HOLMES : Ou aussi libre que l’on peut l’être avec une pension quotidienne de neuf shillings et six pence.
 
WATSON : Holmes…
 
HOLMES : Watson, dites la vérité ! Ou du moins ce que votre public crédule peut en digérer. Nous ne passerons pas outre votre vaillante contribution à cette guerre désastreuse…
 
WATSON : Mon rôle fut insignifiant…
 
HOLMES : Désigné comme assistant chirurgien dans le 5e régiment de fusiliers de Northumberland, vous avez débarqué à Bombay pour apprendre que la seconde Guerre Afghane avait éclaté. Vous vous êtes frayé un chemin à travers les défilés, très avant en territoire ennemi. Êtes miraculeusement parvenu à Candahar. Êtes entré en fonction. Vous avez été adjoint au régiment de Berkshire, juste à temps pour participer à la funeste bataille de Maiwand. Là, vous avez été atteint à l’épaule par une balle jézaïle, qui vous a fracassé l’os et a frôlé l’artère sous-clavière. Vous n’avez échappé aux sanguinaires Ghazis que grâce au dévouement et au courage de votre ordonnance… comment se nommait-il ?
 
WATSON : Murray.
 
HOLMES : Murray, oui… qui vous a jeté en travers d’un cheval de bât et vous a ramené dans les lignes anglaises.
 
WATSON : Le fait est connu. Je l’ai rapporté.
 
HOLMES : La formule que vous avez utilisée dans votre récit… pour décrire le Londres que vous avez trouvé à votre retour.
 
WATSON : La formule ?...
 
HOLMES : Vous l’avez oubliée ? « Ce grand cloaque où se déversent irrésistiblement tous les flâneurs et les paresseux de l’Empire. »
 
WATSON : J’ai écrit cela ?
 
HOLMES : Oui… or depuis que j’ai fait votre connaissance, je ne vous ai jamais vu faire de remarque malhonnête de votre vie ; c’était donc la vérité. Le fait est que l’homme que je rencontrai au laboratoire de chimie de l’hôpital St Bartholomew était épuisé, sans le sou, et profondément désabusé. Ce fut Stamford qui nous présenta ?
 
WATSON : Oui. Il m’a mis en garde à votre sujet.
 
HOLMES : Je ne vois vraiment pas pourquoi. Je connaissais à peine ce gaillard.
 
WATSON : Il vous avait vu dans la salle de dissection, en train de battre les sujets à coup de canne… afin de vérifier si on peut faire des bleus après la mort.
 
HOLMES : Ah ! L’enthousiasme de la jeunesse ! Le savoir exact et précis m’a toujours passionné.
 
WATSON : Holmes était à la recherche d’un colocataire qui puisse partager avec lui le loyer d’un logement qu’il avait trouvé… lequel était au-dessus de ses moyens.
 
HOLMES : L’odeur du tabac fort ne vous incommode pas, j’espère.
 
WATSON : Je fume moi-même le « ship ».
 
HOLMES : Un bon point pour vous. Je suis toujours entouré de produits chimiques ; et à l’occasion, je fais des expériences. Cela non plus ne vous gêne pas ?
 
WATSON : Pas le moins du monde.
 
HOLMES : Voyons, quels sont mes autres défauts ? C’est ma chaise ! De temps à autre j’ai le cafard et je reste plusieurs jours de suite sans ouvrir la bouche. Il ne faut pas croire que je vous boude. Cela passera, si vous me laissez tranquille.
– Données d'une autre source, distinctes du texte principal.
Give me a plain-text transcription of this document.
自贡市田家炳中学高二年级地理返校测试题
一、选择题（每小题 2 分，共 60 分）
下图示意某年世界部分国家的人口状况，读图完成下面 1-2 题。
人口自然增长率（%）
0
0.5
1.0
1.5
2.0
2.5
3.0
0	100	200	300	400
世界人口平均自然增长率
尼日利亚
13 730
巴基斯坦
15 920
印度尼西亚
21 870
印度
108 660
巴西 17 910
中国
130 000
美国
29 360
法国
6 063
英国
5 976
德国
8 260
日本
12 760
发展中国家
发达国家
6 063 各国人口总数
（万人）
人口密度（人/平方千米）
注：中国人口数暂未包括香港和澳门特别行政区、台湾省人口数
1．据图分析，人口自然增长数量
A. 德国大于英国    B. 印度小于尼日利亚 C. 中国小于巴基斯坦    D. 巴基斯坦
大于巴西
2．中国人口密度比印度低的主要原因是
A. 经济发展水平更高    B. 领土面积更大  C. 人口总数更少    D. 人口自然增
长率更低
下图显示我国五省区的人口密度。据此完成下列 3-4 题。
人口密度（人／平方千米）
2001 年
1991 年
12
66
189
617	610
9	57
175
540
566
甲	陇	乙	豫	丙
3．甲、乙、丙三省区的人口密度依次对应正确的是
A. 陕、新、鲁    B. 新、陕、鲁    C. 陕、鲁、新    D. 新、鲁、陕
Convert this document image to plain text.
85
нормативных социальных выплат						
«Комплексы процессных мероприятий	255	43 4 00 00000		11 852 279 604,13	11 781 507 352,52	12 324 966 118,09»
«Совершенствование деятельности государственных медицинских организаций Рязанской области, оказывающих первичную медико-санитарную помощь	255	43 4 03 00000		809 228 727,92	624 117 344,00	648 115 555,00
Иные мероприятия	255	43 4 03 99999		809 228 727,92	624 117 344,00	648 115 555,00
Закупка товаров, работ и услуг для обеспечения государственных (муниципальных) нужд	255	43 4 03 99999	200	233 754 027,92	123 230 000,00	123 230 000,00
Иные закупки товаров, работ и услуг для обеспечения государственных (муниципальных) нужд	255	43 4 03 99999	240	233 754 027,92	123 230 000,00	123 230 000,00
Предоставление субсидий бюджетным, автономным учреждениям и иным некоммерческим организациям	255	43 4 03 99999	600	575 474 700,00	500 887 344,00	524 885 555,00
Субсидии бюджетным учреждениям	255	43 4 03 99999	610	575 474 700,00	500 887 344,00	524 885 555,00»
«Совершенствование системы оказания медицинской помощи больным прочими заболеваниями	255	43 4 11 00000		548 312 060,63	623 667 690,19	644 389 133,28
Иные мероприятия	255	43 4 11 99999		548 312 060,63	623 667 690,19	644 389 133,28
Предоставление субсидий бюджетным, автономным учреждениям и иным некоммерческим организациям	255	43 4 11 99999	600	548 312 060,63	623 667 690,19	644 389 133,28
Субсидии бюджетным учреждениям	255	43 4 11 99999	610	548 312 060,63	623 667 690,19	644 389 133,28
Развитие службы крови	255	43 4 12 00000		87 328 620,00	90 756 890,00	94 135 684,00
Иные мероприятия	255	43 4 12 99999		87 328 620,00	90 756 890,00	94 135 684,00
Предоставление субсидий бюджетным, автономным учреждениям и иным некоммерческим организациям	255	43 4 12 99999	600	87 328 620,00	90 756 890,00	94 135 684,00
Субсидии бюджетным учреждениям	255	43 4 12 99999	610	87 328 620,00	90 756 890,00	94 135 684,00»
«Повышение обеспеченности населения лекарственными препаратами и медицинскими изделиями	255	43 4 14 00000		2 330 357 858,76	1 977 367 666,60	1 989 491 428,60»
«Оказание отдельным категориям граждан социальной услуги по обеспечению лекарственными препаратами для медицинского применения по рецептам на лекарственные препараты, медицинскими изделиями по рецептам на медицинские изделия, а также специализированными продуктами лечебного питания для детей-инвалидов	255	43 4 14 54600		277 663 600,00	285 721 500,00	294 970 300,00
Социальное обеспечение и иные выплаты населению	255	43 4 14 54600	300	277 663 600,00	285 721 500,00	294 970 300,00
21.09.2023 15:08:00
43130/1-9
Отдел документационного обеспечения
À votre tour, qu’avez-vous à avouer ? Il vaut mieux que deux types qui envisagent de vivre en commun connaissent par avance le pire l’un de l’autre !
 
WATSON : Je me lève à des heures impossibles et je suis extrêmement paresseux. Et j’ai horreur du bruit, mes nerfs sont ébranlés.
 
HOLMES : Faîtes-vous entrer le violon dans la catégorie des bruits fâcheux ?
 
WATSON : Tout dépend de l’interprète. Un morceau bien exécuté est un régal divin, mais s’il l’est mal…
 
HOLMES : Alors, ça ira… je pense que nous pouvons considérer cette affaire comme réglée – si bien entendu l’appartement vous plaît. Et si vous pouvez tenir votre part de l’accord…
 
WATSON : Oui, tout à fait.
 
HOLMES : Vous avez été en Afghanistan, à ce que je vois.
 
WATSON : Oui. Comment diable le saviez-vous ?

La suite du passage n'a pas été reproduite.